I have no kids, therefore no grand kids. I certainly would like a refund of all those monies I paid for all those snowflakes to NOT LEARN a damn thing. One house alone I paid about $2000 a year for 25 years. Half of that would be $25,000 alone. On Soc Sec, that would be wonderful to have.
I spent over an hour on Friday afternoon trying to explain to a group of PhDs the mechanics of solving Reynold’s hydraulics equation by using iteration, and I think only 1 in about 10 got it.
The universities are graduating people majoring in fluff.
“One house alone I paid about $2000 a year for 25 years.”
School taxes are the biggest scam in the history of non-Clinton related scams. They’re disgusting. The borough where I used to live has seen school taxes triple since 1990. It used to be a solid red borough, but that’s changed over the past ~30 years.
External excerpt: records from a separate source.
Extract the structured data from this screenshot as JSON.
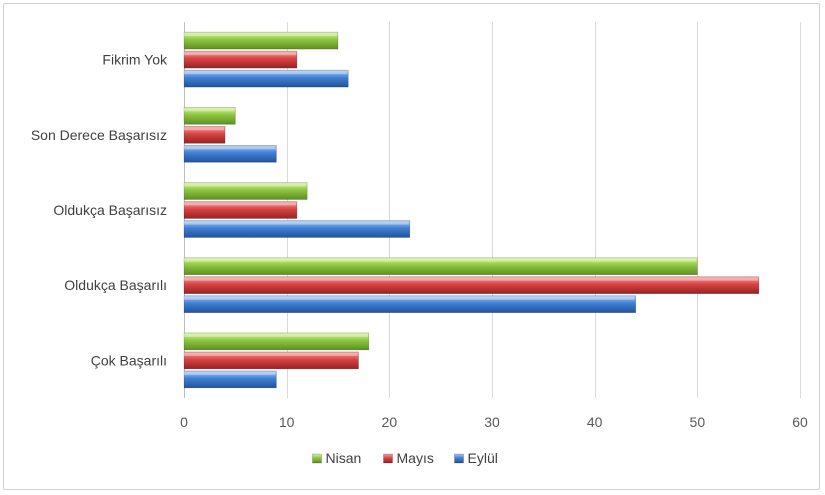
{
  "chart_data": {
    "type": "bar",
    "orientation": "horizontal",
    "title": "",
    "xlabel": "",
    "ylabel": "",
    "categories": [
      "Çok Başarılı",
      "Oldukça Başarılı",
      "Oldukça Başarısız",
      "Son Derece Başarısız",
      "Fikrim Yok"
    ],
    "series": [
      {
        "name": "Nisan",
        "color": "#8cc63f",
        "values": [
          18,
          50,
          12,
          5,
          15
        ]
      },
      {
        "name": "Mayıs",
        "color": "#d84343",
        "values": [
          17,
          56,
          11,
          4,
          11
        ]
      },
      {
        "name": "Eylül",
        "color": "#3f7fd4",
        "values": [
          9,
          44,
          22,
          9,
          16
        ]
      }
    ],
    "xlim": [
      0,
      60
    ],
    "xticks": [
      "0",
      "10",
      "20",
      "30",
      "40",
      "50",
      "60"
    ],
    "grid": true,
    "legend_position": "bottom"
  }
}
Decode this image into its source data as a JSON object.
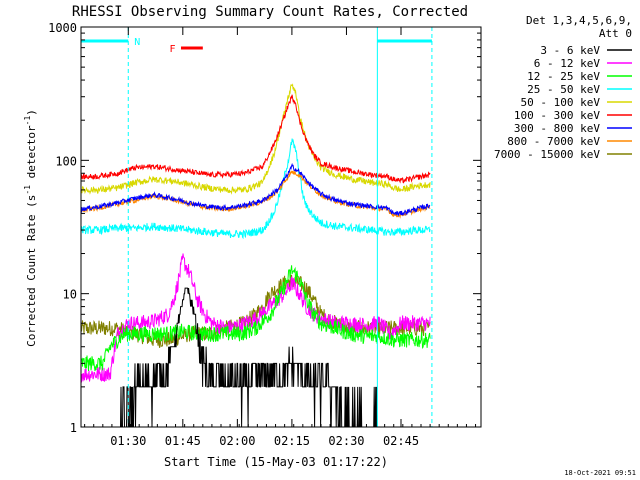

The size of the graduating class is the exact same, yet property taxes have tripled. What’s disgusting is that their statewide ranking has fallen during that time.
Adjusted for inflation, they’re getting almost double the money yet the school is getting worse. However, I am a backwards, anti-neanderthal, anti-science bigot when I ask that simple question “Why?”.
They did get a brand new extension on the high school (enrollment is the same, but they needed more space) and a fresh football stadium overhaul, with press box, though. Glad to see they’re putting that money to good use.
“they wanted to be the Knownothings who thought there was no possible application for calculus in the real world”
I’ll probably get slammed for this, but I can see their point :-).
Most people have no need for calculus. There is plenty of applied mathematics that’s more than difficult enough for most people to master. Forcing someone to take advanced math that has problems with the fundamentals is a recipe for disaster.
I’d rather see a solid approach to applied mathematic fundamentals in high schools vs. the classical route that few benefit from (i.e. two years of algebra, geometry, trig, calculus). Most people need math as a blunt instrument to get through life. Teaching it from a mathematician perspective for college prep screws a lot of students in that they’re not wired to learn math that way.
I’m not saying that calculus should be removed from public schools ... I’m simply saying that “number of graduating students that took AP Calculus” shouldn’t be the be all, end all measurement of mathematical mastery at the high school level.
Sure, we’d look stupid to the rest of the world, but high schools should be more concerned with teaching lifelong fundamentals so that people can learn what they need when they need to know it vs. this idiotic curriculum that is screwing up kids these days.
It’s seems like (to me) public schools cater to the top 25% of college bound students and disgracefully ignore the remaining 75% ... those remaining 75% waste many years of the prime of their lives sitting in classrooms learning nothing.
Future math question: If Thomas Jefferson owned 500 slaves and he whipped 100 during the year, how should the un-whipped slaves feel?
Just doing their part in the formation of a stupid electorate.